Another surprise is that, contrary to conventional thinking, restrained conditions—where beams are mechanically fixed to the rest of the structure—are “predominately deleterious” to structural system performance under uncontrolled fire exposure, says LaMalva.

The study also shows how the performance of connections is “critical” to safety in fire, adds Najib N. Abboud, a TT managing principal. Connection design is not broadly understood because it is not covered in standard furnace tests that are relied upon in the prevailing prescriptive design approach, he adds.

Another finding is that the hourly fire rating of structural components does not correspond to how long they will carry their loads in an actual building fire. “These components may fail at a time much shorter or longer than the hourly rating based on the specifics of fire and structural response,” says Abboud.

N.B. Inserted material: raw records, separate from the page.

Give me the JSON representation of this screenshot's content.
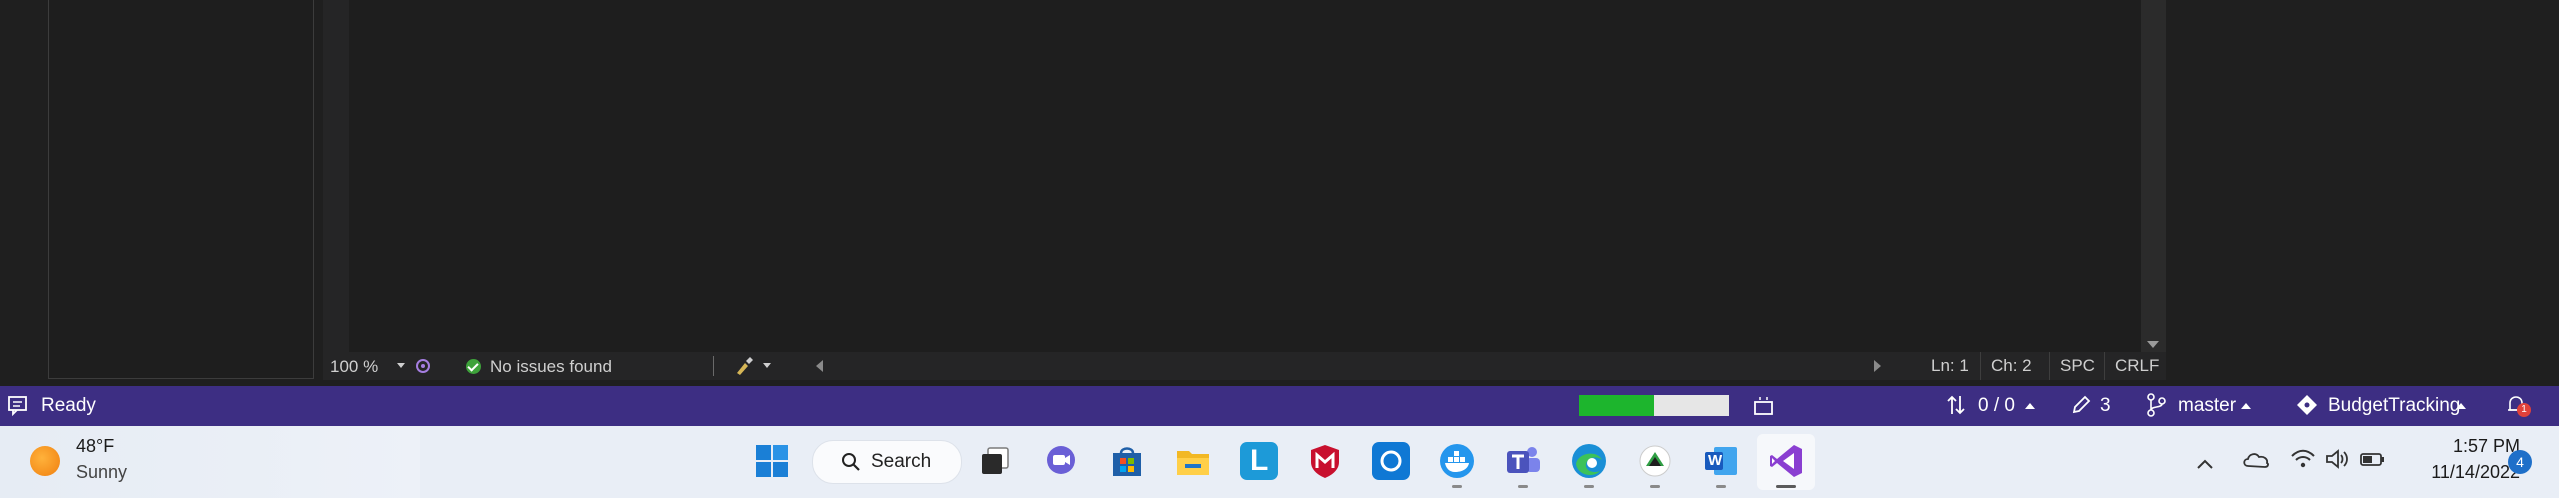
{
  "editor_bar": {
    "zoom": "100 %",
    "issues": "No issues found",
    "line": "Ln: 1",
    "char": "Ch: 2",
    "spacing": "SPC",
    "line_ending": "CRLF"
  },
  "status_bar": {
    "state": "Ready",
    "progress": 0.5,
    "errors": "0 / 0",
    "pending_changes": "3",
    "branch": "master",
    "repository": "BudgetTracking",
    "notifications": "1"
  },
  "taskbar": {
    "weather": {
      "temp": "48°F",
      "condition": "Sunny"
    },
    "search_label": "Search",
    "apps": [
      {
        "name": "windows-start-icon"
      },
      {
        "name": "task-view-icon"
      },
      {
        "name": "chat-icon"
      },
      {
        "name": "microsoft-store-icon"
      },
      {
        "name": "file-explorer-icon"
      },
      {
        "name": "l-app-icon",
        "label": "L"
      },
      {
        "name": "mcafee-icon"
      },
      {
        "name": "cortana-icon"
      },
      {
        "name": "docker-icon"
      },
      {
        "name": "teams-icon"
      },
      {
        "name": "edge-icon"
      },
      {
        "name": "app-icon"
      },
      {
        "name": "word-icon",
        "label": "W"
      },
      {
        "name": "visual-studio-icon"
      }
    ],
    "time": "1:57 PM",
    "date": "11/14/2022",
    "notification_count": "4"
  },
  "colors": {
    "status_bar": "#3d2e83",
    "progress_fill": "#1db52d",
    "taskbar": "#e9eef6"
  }
}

The research gives U.S. engineers the tools to start playing catch-up with their counterparts in Europe, Australia, New Zealand and Japan, where PBSFD is more commonly used. For example, in the U.S., the 100-year-old method of spraying fire insulation onto the entire steel frame is typical. In the U.K., “more than half of the new steel buildings implement off-site-applied, thin intumescent paint on only select members,” says Atlayan.

Abboud says PBSFD also “brings our design approach in line with what we do for other hazards, such as earthquakes, wind and even terrorism.”